What was he doing anyway in this doltish place so far away from all civilization—among suspicious peasants, illiterate and unelectrified, who knew nothing better than to stare at strangers?
There was a sudden lurch, and Maan, Rasheed, and their luggage were nearly pitched out of the rickshaw.
‘What did you do that for?’ said Rasheed sharply to the rickshaw-wallah.
‘Aré, bhai, there was a hole in the road. I’m not a panther that I can see in the dark,’ said the rickshaw-wallah abruptly.
After a while they turned off the road on to an even more inadequate mud track that led to the village, a mile away. This track would clearly become impassable in the rainy season, and the village would virtually be cut off from the world. At the moment it was all the rickshaw-wallah could do to keep his balance. After a while he gave up and asked his passengers to get off.
‘I should charge you three rupees for this, not two,’ he said.
‘One rupee eight annas,’ was Rasheed’s quiet reply. ‘Now get on with it.’
It was completely dark by the time they got to Rasheed’s house—or, as he usually called it, his father’s house. It appeared to be a moderately large single-storey building made of whitewashed brick. A kerosene lamp was burning on the roof. Rasheed’s father was up on the roof, and called out when he heard the sound of the rickshaw—which was bumping along the village lane, guided by the light of Maan’s torch.
‘Who’s that?’
‘It’s Rasheed, Abba-jaan.’
‘Good.
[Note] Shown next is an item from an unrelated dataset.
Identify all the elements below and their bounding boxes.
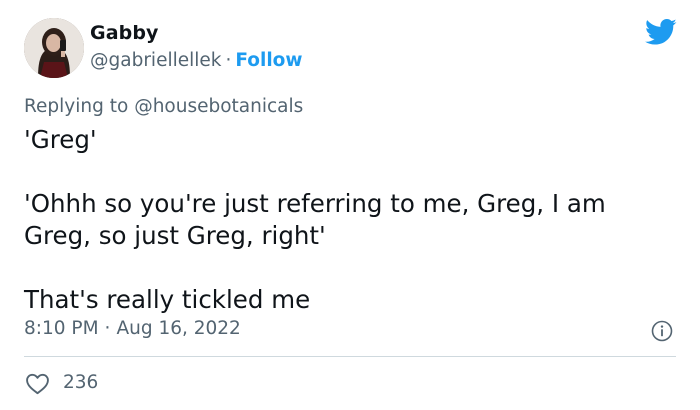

We were expecting you.’
‘Is everything well here?’
‘As well as can be. The harvest is not much good. I’m coming down. Is that someone with you?’
It struck Maan that the voice from the roof sounded like that of a toothless man, more like the voice that he imagined Rasheed’s grandfather, not his father, would have.
By the time he came downstairs the man had two kerosene lamps in his hands and a couple of paans in his mouth. He greeted his son with very mild affection. Then the three of them sat on a charpoy out in front of the house under a great neem tree.